The Student News Site of Tarrant County College

The Collegian

The Student News Site of Tarrant County College

The Collegian

The Student News Site of Tarrant County College

The Collegian

Memoirs beautifully filmed, acted

By Alisha Draper/reporter

   Looking for a wonderful date movie with a little something for him and her?
   Look no further.
   Memoirs of a Geisha is by far the best film of the season and is chock-full of possible best actresses, actors and supporting roles.
   The setting is the beautiful backdrop of pre-World War II Japan.
   Director Rob Marshall certainly captured a true essence of Japan and its oldest tradition.
   The classic ballads throughout the movie are the works of John Williams, and without his input, the movie would not have been as moving.
   The instrumentals can make the viewer feel a part of that Japanese culture.
   The story follows a young girl, Chiyo, born into poverty and sold into a geisha house in an effort to save her life.
   Suzuka Ohgo plays a pre-adolescent Chiyo, forced into a life she never imagined she could lead.
   Over many years of failed geisha training, Chiyo finally gets some help from a real geisha, Mahema (Michelle Yeoh).
   Mahema helps restore the confidence of, rename and utterly create a new woman out of Chiyo.
   Ziyi Zhang’s character Sayuri Nitta is an older Chiyo, who has come a long way from poverty.
   Sayuri owes her lifestyle to a man who cared for those around him more than himself.
   She instantly falls in love with this handsome man and vows she will do anything just to be near him.
   Many such women would fall for their admirers, but they were forbidden to love.
   Being a geisha meant not being free to feel, merely being there to entertain and offer companionship for that night alone.
   For a young Sayuri, this is not a life she wants to lead because she has fallen for the Chairman, played by Ken Watanabe.
   As the war approaches, the lifestyles of the geishas change.

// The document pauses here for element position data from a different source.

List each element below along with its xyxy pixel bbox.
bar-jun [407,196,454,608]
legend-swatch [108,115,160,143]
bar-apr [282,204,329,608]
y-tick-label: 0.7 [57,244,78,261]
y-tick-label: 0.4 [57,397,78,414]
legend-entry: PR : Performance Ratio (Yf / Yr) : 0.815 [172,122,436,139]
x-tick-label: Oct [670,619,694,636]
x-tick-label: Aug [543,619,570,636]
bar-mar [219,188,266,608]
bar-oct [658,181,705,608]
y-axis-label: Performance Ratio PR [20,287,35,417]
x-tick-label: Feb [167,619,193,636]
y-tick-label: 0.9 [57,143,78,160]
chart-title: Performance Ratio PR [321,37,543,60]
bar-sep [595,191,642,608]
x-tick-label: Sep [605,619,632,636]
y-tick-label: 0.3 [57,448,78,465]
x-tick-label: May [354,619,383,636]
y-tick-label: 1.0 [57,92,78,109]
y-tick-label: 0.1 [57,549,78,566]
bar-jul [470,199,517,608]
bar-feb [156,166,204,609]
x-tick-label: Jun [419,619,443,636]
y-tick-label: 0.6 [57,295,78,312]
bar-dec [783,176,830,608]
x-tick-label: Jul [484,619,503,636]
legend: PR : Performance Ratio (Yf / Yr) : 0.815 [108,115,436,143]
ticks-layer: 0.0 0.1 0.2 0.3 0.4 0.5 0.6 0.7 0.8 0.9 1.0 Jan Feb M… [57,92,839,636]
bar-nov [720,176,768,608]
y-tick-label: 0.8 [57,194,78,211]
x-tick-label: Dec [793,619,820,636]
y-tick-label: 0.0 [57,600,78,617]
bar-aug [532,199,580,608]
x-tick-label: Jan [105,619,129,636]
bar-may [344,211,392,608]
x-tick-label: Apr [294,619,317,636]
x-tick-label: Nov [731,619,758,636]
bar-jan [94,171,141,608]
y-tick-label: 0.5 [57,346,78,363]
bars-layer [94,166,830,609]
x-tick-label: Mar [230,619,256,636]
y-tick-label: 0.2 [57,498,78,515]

Such drastic changes in every day routines destroy the beauty and elegance of the untouched geisha.
   Many of the women sell their valued kimonos for food or to pay rent. Life as they have known it will not be the same.
   But an opportunity for a revival of the tradition presents itself to Sayuri.
   The Chairman is now in control of a powerful partnership with some Americans. And if the geishas can once again entice the men of the world, the partnership could prove beneficial to the war-torn country.
   The movie is in theaters now, so make a trek to discover if the mysterious lives of geishas continue for other generations and if Sayuri will be able to love.